Source: 7 best practices for operating containers from Google Cloud
Kubernetes Engine is one of the best places to run your workloads at scale. Kubernetes will happily run most of your applications without trouble, as long as they are containerized. But if you want your application to be easy to manage and take full advantage of Kubernetes, you need to follow some best practices. They will make your application easier to operate, monitor and debug and harder to break into.
This post goes over what you need to know and do to efficiently run containers in Kubernetes. You can go into more details on this topic by reading our new solution Best Practices for Operating Containers, or you can check out our earlier post on building containers.
If your application runs on a Kubernetes cluster, you don’t need to do much regarding logs. A centralized logging system is probably already integrated in your Kubernetes cluster. If you are using Kubernetes Engine, this service is provided by Stackdriver Logging. So just keep it simple and use the native logging mechanisms of containers. Write your logs to stdout and stderr and they will be shipped, stored and indexed automatically for you.
If you want, you can also write your logs in a JSON format. This allows you to easily add metadata about your logs. You will then be able to search through your logs in Stackdriver Logging using those metadata.
To properly work in a Kubernetes cluster, your containers should be both stateless and immutable. When they are, Kubernetes can do its job by easily creating and destroying instances of your application when and where needed.
Stateless means that any state (persistent data of any kind) is stored outside of the container. You can use different kinds of external storage if needed: Cloud Storage, Persistent Disks, Redis, Cloud SQL or another managed database.
Immutable means that a container will not be modified during its life: no updates, no patches, no configuration changes. If you need to update the application code or apply a patch, you build a new image and deploy it. We recommend that you externalize the container configuration (listening port, runtime options, and so on) in Secrets and ConfigMaps. You will be able to update them without having to build a new container image. You can use Cloud Build to easily create image build pipelines.
You don’t run your application as root on your servers, do you? If an attacker were to break into your application, they would end up as root. For the same reasons, you should not use privileged containers. If you need to modify settings on the host, you can give specific capabilities to the container through the securityContext option of Kubernetes. If you need to modify sysctls, Kubernetes has a dedicated annotation for that. As much as possible, use an Init container or a sidecar container for those privileged operations. They don’t need to be exposed to either internal or external traffic.
If you are a cluster administrator, you can use a Pod Security Policy to restrict the use of privileged containers.
You already know to avoid privileged containers, but if you can also avoid running your application as root inside the container, it’s even better. If an attacker finds a remote code execution vulnerability in your application running as root, and then manages to escape your container via an as-yet-unknown vulnerability, the attacker can end up as root on the host.
The best way to avoid this is to not run as root in the first place. You can do this with the USER instruction in your Dockerfile or the runAsUser in Kubernetes. If you are a cluster administrator, you can enforce this behavior with a Pod Security Policy.
Like logging, monitoring is an integral part of application management. A popular option in the Kubernetes community for monitoring is Prometheus, a system that can automatically discover the pods and services it has to monitor. Stackdriver is able to monitor Kubernetes clusters and also comes with its own version of Prometheus to monitor your applications.
Prometheus expects metrics to be exposed on an HTTP endpoint by your application. To easily achieve this, you can use the Prometheus client libraries. Other tools such as OpenCensus or Istio also use this format.
To facilitate its management in production, an application must communicate its state to the overall system. Is the application running? Is it healthy? Is it ready to receive traffic? How is it behaving? The most common way of addressing this problem is to implement health checks. Kubernetes has two types of health checks: liveness and readiness probes.

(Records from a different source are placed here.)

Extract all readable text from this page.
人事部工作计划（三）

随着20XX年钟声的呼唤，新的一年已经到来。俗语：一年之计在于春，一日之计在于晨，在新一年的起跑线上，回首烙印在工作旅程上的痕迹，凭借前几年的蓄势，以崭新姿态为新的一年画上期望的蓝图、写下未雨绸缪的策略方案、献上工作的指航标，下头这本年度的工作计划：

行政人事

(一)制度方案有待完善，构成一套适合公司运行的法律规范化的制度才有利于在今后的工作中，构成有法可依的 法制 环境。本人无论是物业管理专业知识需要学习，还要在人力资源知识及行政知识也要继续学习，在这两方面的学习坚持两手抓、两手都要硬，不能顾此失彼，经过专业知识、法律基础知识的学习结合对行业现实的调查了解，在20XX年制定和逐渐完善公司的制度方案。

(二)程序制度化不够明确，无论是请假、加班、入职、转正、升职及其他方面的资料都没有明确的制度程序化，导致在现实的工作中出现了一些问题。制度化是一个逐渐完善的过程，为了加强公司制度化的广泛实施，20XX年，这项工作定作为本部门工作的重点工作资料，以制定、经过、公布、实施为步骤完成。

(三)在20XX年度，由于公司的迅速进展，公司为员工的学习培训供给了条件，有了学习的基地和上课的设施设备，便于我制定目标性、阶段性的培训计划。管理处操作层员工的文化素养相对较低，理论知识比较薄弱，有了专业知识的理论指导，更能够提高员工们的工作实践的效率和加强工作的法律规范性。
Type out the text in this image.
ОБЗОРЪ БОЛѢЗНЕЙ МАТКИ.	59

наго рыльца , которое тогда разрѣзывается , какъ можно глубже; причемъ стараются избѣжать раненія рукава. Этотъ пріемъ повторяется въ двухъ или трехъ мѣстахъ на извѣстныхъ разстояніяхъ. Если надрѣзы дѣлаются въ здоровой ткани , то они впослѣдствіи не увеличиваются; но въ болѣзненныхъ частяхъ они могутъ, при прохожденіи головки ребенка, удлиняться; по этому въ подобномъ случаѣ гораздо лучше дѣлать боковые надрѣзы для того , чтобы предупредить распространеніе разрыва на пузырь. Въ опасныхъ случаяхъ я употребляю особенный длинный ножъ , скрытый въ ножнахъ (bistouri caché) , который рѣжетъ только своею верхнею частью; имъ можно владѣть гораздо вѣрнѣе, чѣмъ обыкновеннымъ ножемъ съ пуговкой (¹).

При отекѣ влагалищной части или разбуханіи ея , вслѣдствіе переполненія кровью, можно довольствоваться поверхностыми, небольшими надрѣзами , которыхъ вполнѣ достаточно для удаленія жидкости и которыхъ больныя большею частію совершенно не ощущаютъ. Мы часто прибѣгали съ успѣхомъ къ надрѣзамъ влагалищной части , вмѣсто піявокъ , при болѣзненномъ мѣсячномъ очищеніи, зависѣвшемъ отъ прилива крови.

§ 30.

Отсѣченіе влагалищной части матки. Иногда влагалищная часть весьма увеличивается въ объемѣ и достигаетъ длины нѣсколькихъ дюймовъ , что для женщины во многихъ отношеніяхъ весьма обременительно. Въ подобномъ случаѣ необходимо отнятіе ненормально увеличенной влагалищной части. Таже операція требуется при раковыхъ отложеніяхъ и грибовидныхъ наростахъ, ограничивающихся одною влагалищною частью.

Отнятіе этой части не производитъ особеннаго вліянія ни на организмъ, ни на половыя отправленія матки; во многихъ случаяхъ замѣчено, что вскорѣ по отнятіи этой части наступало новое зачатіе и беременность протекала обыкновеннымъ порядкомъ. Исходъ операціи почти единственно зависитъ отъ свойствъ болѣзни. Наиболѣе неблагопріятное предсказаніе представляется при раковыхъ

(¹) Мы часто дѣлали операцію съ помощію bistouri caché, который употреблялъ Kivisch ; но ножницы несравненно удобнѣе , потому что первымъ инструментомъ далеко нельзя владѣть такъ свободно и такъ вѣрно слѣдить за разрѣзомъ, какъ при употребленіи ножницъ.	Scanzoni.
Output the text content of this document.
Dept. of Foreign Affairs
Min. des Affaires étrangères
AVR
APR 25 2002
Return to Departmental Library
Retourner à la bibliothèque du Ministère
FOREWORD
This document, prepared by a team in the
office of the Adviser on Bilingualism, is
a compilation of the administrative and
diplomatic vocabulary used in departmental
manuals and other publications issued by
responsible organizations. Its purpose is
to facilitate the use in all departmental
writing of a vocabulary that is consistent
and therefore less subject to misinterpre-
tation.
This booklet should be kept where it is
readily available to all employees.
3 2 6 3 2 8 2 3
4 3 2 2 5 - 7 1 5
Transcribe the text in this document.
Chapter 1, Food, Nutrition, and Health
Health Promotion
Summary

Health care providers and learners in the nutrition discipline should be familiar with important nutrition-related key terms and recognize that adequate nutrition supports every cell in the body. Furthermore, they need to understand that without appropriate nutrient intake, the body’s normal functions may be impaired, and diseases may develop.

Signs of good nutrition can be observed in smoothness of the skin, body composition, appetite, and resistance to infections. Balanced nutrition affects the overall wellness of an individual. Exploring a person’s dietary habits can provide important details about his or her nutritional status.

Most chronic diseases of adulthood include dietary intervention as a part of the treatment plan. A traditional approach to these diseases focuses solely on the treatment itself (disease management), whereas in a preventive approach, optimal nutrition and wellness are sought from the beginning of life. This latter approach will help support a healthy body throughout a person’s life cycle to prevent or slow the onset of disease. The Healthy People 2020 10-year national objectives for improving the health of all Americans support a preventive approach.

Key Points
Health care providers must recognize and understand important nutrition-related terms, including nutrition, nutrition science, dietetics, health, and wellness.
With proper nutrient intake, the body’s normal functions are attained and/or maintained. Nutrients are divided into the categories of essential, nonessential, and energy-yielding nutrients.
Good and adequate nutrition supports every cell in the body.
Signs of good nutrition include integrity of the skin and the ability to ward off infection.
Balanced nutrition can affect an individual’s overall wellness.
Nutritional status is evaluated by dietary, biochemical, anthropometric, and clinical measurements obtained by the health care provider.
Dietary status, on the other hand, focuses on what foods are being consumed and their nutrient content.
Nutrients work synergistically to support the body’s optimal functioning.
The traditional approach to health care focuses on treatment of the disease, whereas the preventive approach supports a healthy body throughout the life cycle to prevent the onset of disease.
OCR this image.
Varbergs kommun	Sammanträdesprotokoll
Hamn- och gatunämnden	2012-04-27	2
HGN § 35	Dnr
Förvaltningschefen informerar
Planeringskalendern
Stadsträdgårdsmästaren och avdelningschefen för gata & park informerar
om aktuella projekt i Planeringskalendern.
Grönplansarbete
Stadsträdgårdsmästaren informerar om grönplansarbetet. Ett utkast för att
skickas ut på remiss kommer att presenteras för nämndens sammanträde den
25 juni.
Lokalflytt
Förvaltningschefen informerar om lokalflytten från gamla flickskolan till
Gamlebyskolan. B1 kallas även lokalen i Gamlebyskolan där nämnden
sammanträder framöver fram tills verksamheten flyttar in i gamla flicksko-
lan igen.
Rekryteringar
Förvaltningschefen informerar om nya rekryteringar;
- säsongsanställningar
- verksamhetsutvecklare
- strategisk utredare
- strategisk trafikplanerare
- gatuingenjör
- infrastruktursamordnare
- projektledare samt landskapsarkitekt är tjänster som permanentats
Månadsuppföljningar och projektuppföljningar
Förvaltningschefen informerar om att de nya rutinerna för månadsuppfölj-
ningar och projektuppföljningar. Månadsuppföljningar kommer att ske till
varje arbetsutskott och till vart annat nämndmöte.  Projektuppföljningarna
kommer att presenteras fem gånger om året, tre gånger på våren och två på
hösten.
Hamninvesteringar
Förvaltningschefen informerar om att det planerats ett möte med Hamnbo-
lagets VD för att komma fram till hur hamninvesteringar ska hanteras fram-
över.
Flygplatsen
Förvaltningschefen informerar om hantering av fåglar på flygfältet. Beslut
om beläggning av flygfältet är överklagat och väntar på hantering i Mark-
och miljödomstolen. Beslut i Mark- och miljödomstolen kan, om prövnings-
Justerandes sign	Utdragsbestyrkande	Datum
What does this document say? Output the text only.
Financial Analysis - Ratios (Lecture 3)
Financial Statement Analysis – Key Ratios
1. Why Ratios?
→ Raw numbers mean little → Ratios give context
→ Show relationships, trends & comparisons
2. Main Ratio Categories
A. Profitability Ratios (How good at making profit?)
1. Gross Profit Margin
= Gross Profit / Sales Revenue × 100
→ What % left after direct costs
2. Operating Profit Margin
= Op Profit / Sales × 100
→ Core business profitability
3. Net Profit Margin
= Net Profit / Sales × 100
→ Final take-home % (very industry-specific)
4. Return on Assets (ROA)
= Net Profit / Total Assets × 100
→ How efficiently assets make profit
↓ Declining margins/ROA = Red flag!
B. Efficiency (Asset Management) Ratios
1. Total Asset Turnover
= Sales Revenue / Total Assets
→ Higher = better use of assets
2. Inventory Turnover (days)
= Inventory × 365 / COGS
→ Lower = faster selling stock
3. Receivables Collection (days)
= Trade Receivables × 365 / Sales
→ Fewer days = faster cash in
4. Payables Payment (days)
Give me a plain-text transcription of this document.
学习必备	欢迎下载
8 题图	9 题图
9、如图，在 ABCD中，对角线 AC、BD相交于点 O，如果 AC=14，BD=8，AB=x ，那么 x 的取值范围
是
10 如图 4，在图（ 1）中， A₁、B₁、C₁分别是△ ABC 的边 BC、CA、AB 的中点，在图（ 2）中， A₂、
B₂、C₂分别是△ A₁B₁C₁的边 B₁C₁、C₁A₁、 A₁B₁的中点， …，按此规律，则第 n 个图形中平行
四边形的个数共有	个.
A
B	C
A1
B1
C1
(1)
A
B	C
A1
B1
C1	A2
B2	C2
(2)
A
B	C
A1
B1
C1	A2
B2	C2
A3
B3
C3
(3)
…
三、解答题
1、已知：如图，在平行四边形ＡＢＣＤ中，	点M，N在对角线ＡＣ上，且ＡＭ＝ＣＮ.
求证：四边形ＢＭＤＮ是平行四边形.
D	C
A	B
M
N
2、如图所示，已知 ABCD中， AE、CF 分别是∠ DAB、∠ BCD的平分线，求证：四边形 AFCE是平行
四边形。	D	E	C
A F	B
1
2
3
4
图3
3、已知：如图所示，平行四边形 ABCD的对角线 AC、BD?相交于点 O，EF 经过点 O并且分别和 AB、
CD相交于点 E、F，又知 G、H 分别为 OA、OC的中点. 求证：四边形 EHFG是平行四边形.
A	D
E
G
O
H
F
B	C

For the liveness probe, your application should expose an HTTP endpoint that returns a “200 OK” response if the application is running and its main dependencies are met. For the readiness probe, your application should expose another HTTP endpoint that returns a “200 OK” response if the application is healthy, initialization steps are completed and any valid request does not result in an error. Kubernetes will only send traffic to your container if it is considered ready by these standards. Those two endpoints can be merged if there is no difference between the healthy and ready states.
You can read more on this topic from Google Developer Advocate Sandeep Dinesh here: Kubernetes best practices: Setting up health checks with readiness and liveness probes.
Most public and private images follow a tagging system similar to the one described in Best Practices for Building Containers. If the image uses a system close to Semantic Versioning, you must consider some tagging specifics. For example, the “latest” tag can be moved frequently from image to image; you cannot rely on it for predictable or reproducible builds or deployments.
You can use a “X.Y.Z” tag (they are almost always immutable), but if you do, you have to keep track of all the patches and updates to this image. If the image you use has a “X.Y” tag, it may be a good middle ground. By using it, you get automatic patches, but you stay on a stable version of the application.